In a webinar on Friday announcing the report, Arduin said Dunleavy could improve his ranking by cutting state spending and working to change state policies on welfare and labor unions.
She said Alaska’s state spending as a share of the state’s economy is four times Florida’s.
“So the spending is through the roof,” she said. “Part of the reason is because of the policies, including union control; no … education choice; welfare dependency is through the roof. So he has a lot of opportunities across the board to improve his state’s economy.”
Regarding the issue of education choice, report co-author Arthur Laffer has advocated that states pay parents for private school tuition.
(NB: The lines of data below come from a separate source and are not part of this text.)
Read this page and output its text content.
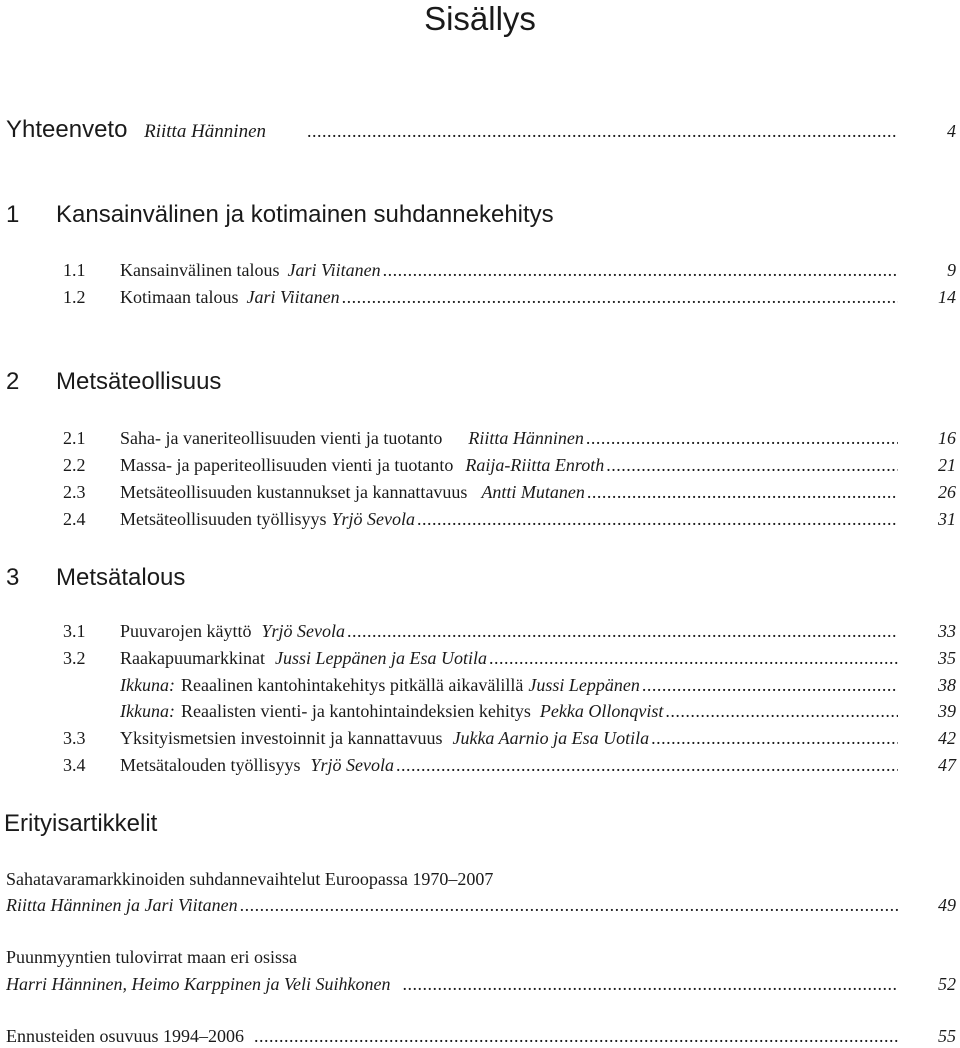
Sisällys
Yhteenveto Riitta Hänninen .....	4
1 Kansainvälinen ja kotimainen suhdannekehitys
1.1	Kansainvälinen talous Jari Viitanen .....	9
1.2	Kotimaan talous Jari Viitanen .....	14
2 Metsäteollisuus
2.1	Saha- ja vaneriteollisuuden vienti ja tuotanto Riitta Hänninen .....	16
2.2	Massa- ja paperiteollisuuden vienti ja tuotanto Raija-Riitta Enroth .....	21
2.3	Metsäteollisuuden kustannukset ja kannattavuus Antti Mutanen .....	26
2.4	Metsäteollisuuden työllisyys Yrjö Sevola .....	31
3 Metsätalous
3.1	Puuvarojen käyttö Yrjö Sevola .....	33
3.2	Raakapuumarkkinat Jussi Leppänen ja Esa Uotila .....	35
Ikkuna: Reaalinen kantohintakehitys pitkällä aikavälillä Jussi Leppänen .....	38
Ikkuna: Reaalisten vienti- ja kantohintaindeksien kehitys Pekka Ollonqvist .....	39
3.3	Yksityismetsien investoinnit ja kannattavuus Jukka Aarnio ja Esa Uotila .....	42
3.4	Metsätalouden työllisyys Yrjö Sevola .....	47
Erityisartikkelit
Sahatavaramarkkinoiden suhdannevaihtelut Euroopassa 1970–2007
Riitta Hänninen ja Jari Viitanen .....	49
Puunmyyntien tulovirrat maan eri osissa
Harri Hänninen, Heimo Karppinen ja Veli Suihkonen .....	52
Ennusteiden osuvuus 1994–2006 .....	55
The report credited Dunleavy with trying to reduce spending, for not introducing an income tax, and for an attempt to end state collection of state employee union dues that’s stuck in a legal battle. But it considered cuts to Permanent Fund dividends — which the Alaska Legislature passed over Dunleavy’s objection — as a form of taxation.
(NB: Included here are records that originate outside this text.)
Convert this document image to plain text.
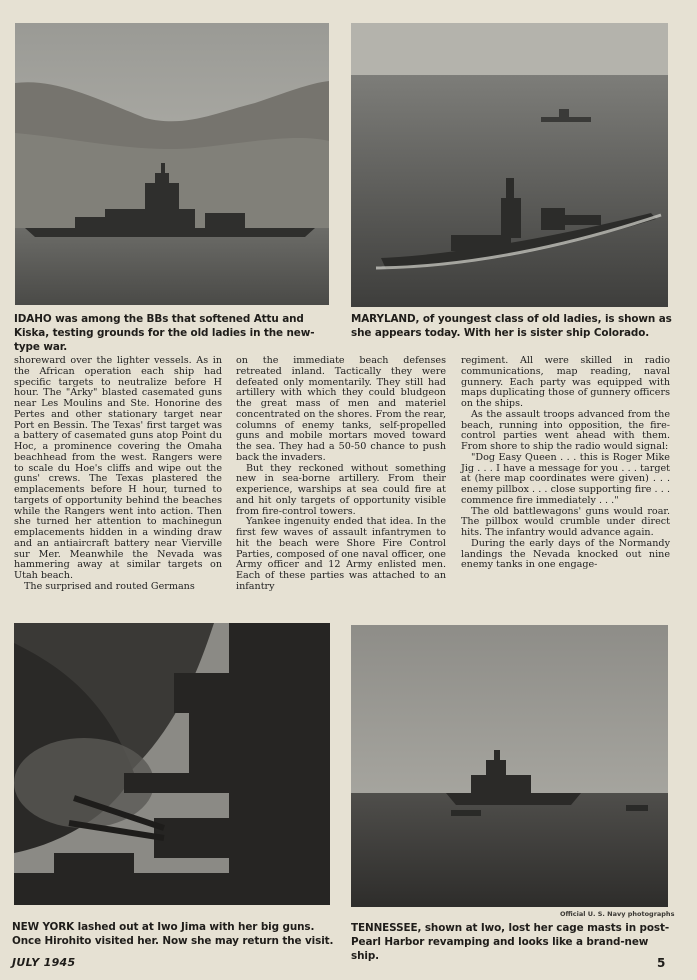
IDAHO was among the BBs that softened Attu and Kiska, testing grounds for the old ladies in the new-type war.
MARYLAND, of youngest class of old ladies, is shown as she appears today. With her is sister ship Colorado.
Official U. S. Navy photographs
NEW YORK lashed out at Iwo Jima with her big guns. Once Hirohito visited her. Now she may return the visit.
TENNESSEE, shown at Iwo, lost her cage masts in post-Pearl Harbor revamping and looks like a brand-new ship.

shoreward over the lighter vessels. As in the African operation each ship had specific targets to neutralize before H hour. The "Arky" blasted casemated guns near Les Moulins and Ste. Honorine des Pertes and other stationary target near Port en Bessin. The Texas' first target was a battery of casemated guns atop Point du Hoc, a prominence covering the Omaha beachhead from the west. Rangers were to scale du Hoe's cliffs and wipe out the guns' crews. The Texas plastered the emplacements before H hour, turned to targets of opportunity behind the beaches while the Rangers went into action. Then she turned her attention to machinegun emplacements hidden in a winding draw and an antiaircraft battery near Vierville sur Mer. Meanwhile the Nevada was hammering away at similar targets on Utah beach.

The surprised and routed Germans

on the immediate beach defenses retreated inland. Tactically they were defeated only momentarily. They still had artillery with which they could bludgeon the great mass of men and materiel concentrated on the shores. From the rear, columns of enemy tanks, self-propelled guns and mobile mortars moved toward the sea. They had a 50-50 chance to push back the invaders.

But they reckoned without something new in sea-borne artillery. From their experience, warships at sea could fire at and hit only targets of opportunity visible from fire-control towers.

Yankee ingenuity ended that idea. In the first few waves of assault infantrymen to hit the beach were Shore Fire Control Parties, composed of one naval officer, one Army officer and 12 Army enlisted men. Each of these parties was attached to an infantry

regiment. All were skilled in radio communications, map reading, naval gunnery. Each party was equipped with maps duplicating those of gunnery officers on the ships.

As the assault troops advanced from the beach, running into opposition, the fire-control parties went ahead with them. From shore to ship the radio would signal:

"Dog Easy Queen . . . this is Roger Mike Jig . . . I have a message for you . . . target at (here map coordinates were given) . . . enemy pillbox . . . close supporting fire . . . commence fire immediately . . ."

The old battlewagons' guns would roar. The pillbox would crumble under direct hits. The infantry would advance again.

During the early days of the Normandy landings the Nevada knocked out nine enemy tanks in one engage-

JULY 1945	5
Dunleavy’s office called the report “well researched” in a written statement that added: “It is no secret that Alaska has taken decades to reach this point due to overspending.”
Dunleavy’s office notes that the report ranked him third in spending policy and 13th in his handling of CARES Act funds. His office also says input from the Legislature and the courts is needed to change the union and welfare policies. And Dunleavy also believes the Legislature also must cooperate on education to make improvements.
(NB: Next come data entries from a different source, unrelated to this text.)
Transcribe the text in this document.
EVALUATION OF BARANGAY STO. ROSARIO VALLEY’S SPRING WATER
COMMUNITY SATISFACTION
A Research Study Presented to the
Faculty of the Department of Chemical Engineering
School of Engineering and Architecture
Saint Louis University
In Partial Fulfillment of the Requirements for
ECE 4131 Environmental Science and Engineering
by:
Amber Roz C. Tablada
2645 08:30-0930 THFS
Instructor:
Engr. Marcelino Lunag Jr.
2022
Arduin was Alaska’s budget director for nine months after Dunleavy took office. She helped write Dunleavy’s first budget proposal, which drew strong criticism from lawmakers and members of the public. It also drove a recall campaign.
She recently helped lead a two-day seminar in Alaska. Organizers said 36 Republican and Libertarian legislators and candidates attended, according to the Anchorage Daily News.
The report was published by the American Legislative Exchange Council, or ALEC, which promotes conservative state legislation.